Un anno e mezzo dopo l’inizio della guerra più tragica e sanguinosa della storia del conflitto israelo-palestinese non vi sono segnali che le armi possano tornare a tacere a breve. Al contrario, un fragile accordo di cessate il fuoco e scambio di prigionieri siglato a inizio 2025 è stato interrotto il 18 marzo da un violentissimo attacco dell’aeronautica e della marina militare israeliana a Gaza che ha segnato la riapertura delle ostilità.
Vediamo come si sono svolti i fatti.
Nell’ambito della pausa nei combattimenti durata due mesi, Hamas aveva rilasciato alcune decine dei circa 250 ostaggi israeliani rapiti il 7 ottobre 2023, il giorno dell’offensiva del movimento islamista palestinese che aveva provocato l’inizio della guerra, facendo circa 1200 vittime israeliane. Al termine delle prime sei settimane del cessate il fuoco, il secondo dall’inizio del conflitto dopo quello del novembre 2023, l’accordo avrebbe dovuto allargarsi a questioni critiche come il ritiro completo di Israele da Gaza e lo status della striscia nel dopoguerra.
Ma il governo israeliano di Benjamin Netanyahu, il più conservatore e nazionalista della storia del Paese, si è rifiutato di attenersi ai termini dell’intesa, preferendo rilanciare gli sforzi bellici, con l’appoggio degli Stati Uniti. La proposta rivolta ad Hamas di limitare la seconda fase a una continuazione degli scambi di prigionieri, invece di elaborare una ricomposizione semi-permanente al conflitto, era stata respinta dal gruppo palestinese per cui gli ostaggi rappresentano la principale carta di scambio nella trattativa.
All’interno di Israele, i leader politici più radicali della maggioranza di governo erano pronti a provocare la caduta dell’esecutivo in caso di prosecuzione della tregua, che paragonano a una resa ad Hamas.

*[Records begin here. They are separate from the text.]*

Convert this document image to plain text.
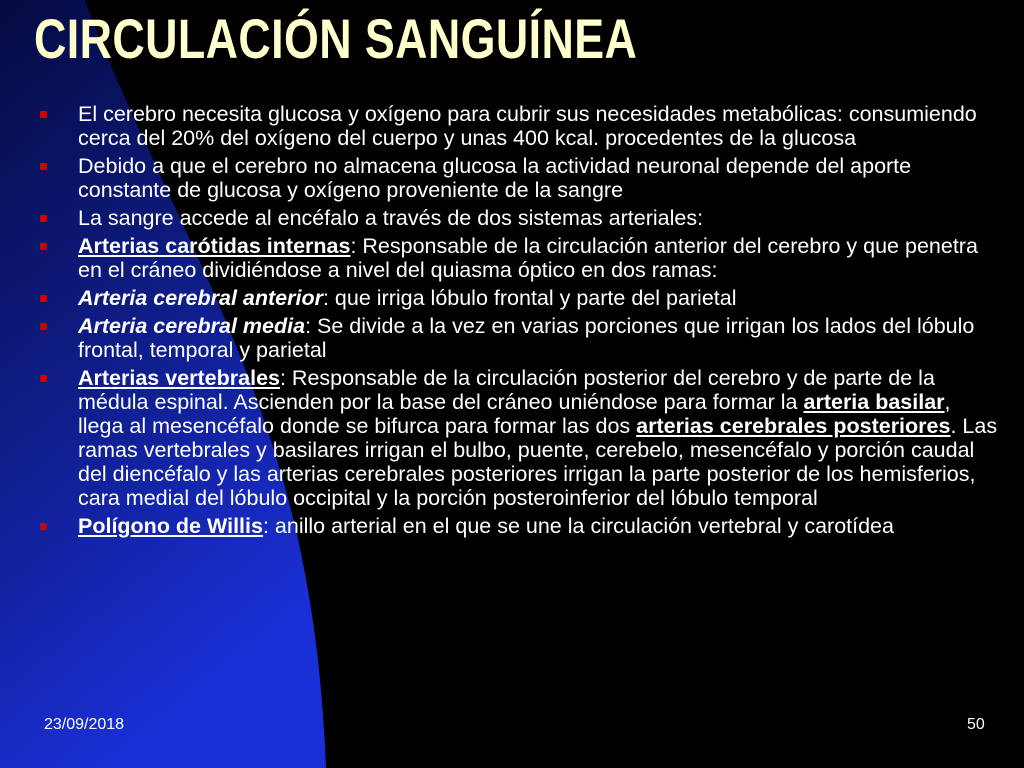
CIRCULACIÓN SANGUÍNEA
El cerebro necesita glucosa y oxígeno para cubrir sus necesidades metabólicas: consumiendo cerca del 20% del oxígeno del cuerpo y unas 400 kcal. procedentes de la glucosa
Debido a que el cerebro no almacena glucosa la actividad neuronal depende del aporte constante de glucosa y oxígeno proveniente de la sangre
La sangre accede al encéfalo a través de dos sistemas arteriales:
Arterias carótidas internas: Responsable de la circulación anterior del cerebro y que penetra en el cráneo dividiéndose a nivel del quiasma óptico en dos ramas:
Arteria cerebral anterior: que irriga lóbulo frontal y parte del parietal
Arteria cerebral media: Se divide a la vez en varias porciones que irrigan los lados del lóbulo frontal, temporal y parietal
Arterias vertebrales: Responsable de la circulación posterior del cerebro y de parte de la médula espinal. Ascienden por la base del cráneo uniéndose para formar la arteria basilar, llega al mesencéfalo donde se bifurca para formar las dos arterias cerebrales posteriores. Las ramas vertebrales y basilares irrigan el bulbo, puente, cerebelo, mesencéfalo y porción caudal del diencéfalo y las arterias cerebrales posteriores irrigan la parte posterior de los hemisferios, cara medial del lóbulo occipital y la porción posteroinferior del lóbulo temporal
Polígono de Willis: anillo arterial en el que se une la circulación vertebral y carotídea
23/09/2018	50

Netanyahu non vuole per nessun motivo rinunciare alla carica di primo ministro anche perché la considera fondamentale per difendersi in modo efficace in una serie di processi per corruzione a suo carico che sono in corso. In questo modo, vicende politiche e giudiziarie interne hanno avuto profonde conseguenze sulla ripresa della guerra.
Ad oggi, il numero di vittime palestinesi del conflitto ha ormai superato le 50.000 persone.
La ripresa delle ostilità ha provocato una recrudescenza del conflitto anche su altri fronti.
Da marzo 2025 il governo israeliano aveva iniziato a incoraggiare attivamente il ritorno dei circa 80.000 sfollati dal confine settentrionale che avevano abbandonato le proprie case a causa degli attacchi della milizia libanese Hezbollah, entrata in guerra al fianco di Hamas all’indomani dell’attacco del 7 ottobre. Dopo qualche mese dall’accordo di cessate il fuoco del novembre 2024, le scuole avevano già riaperto ed erano stati istituiti aiuti per chi fosse rientrato, ma nuovi scambi di colpi fra gruppi armati nel sud del Libano ed esercito israeliano gettano un’ombra sulle prospettive di calma nelle località frontaliere.
Parallelamente, Israele ha continuato a colpire obiettivi in Siria. Il nuovo governo siriano, formatosi all’indomani della caduta del regime di Assad l’8 dicembre scorso, si sente per ora troppo fragile e vulnerabile per reagire, e subisce limitandosi a rare proteste verbali. Israele, nel frattempo, continua a perseguire politiche molto aggressive in Cisgiordania, dove oltre alle forze regolari dell’esercito operano anche gruppi di coloni armati che compiono attacchi contro civili palestinesi.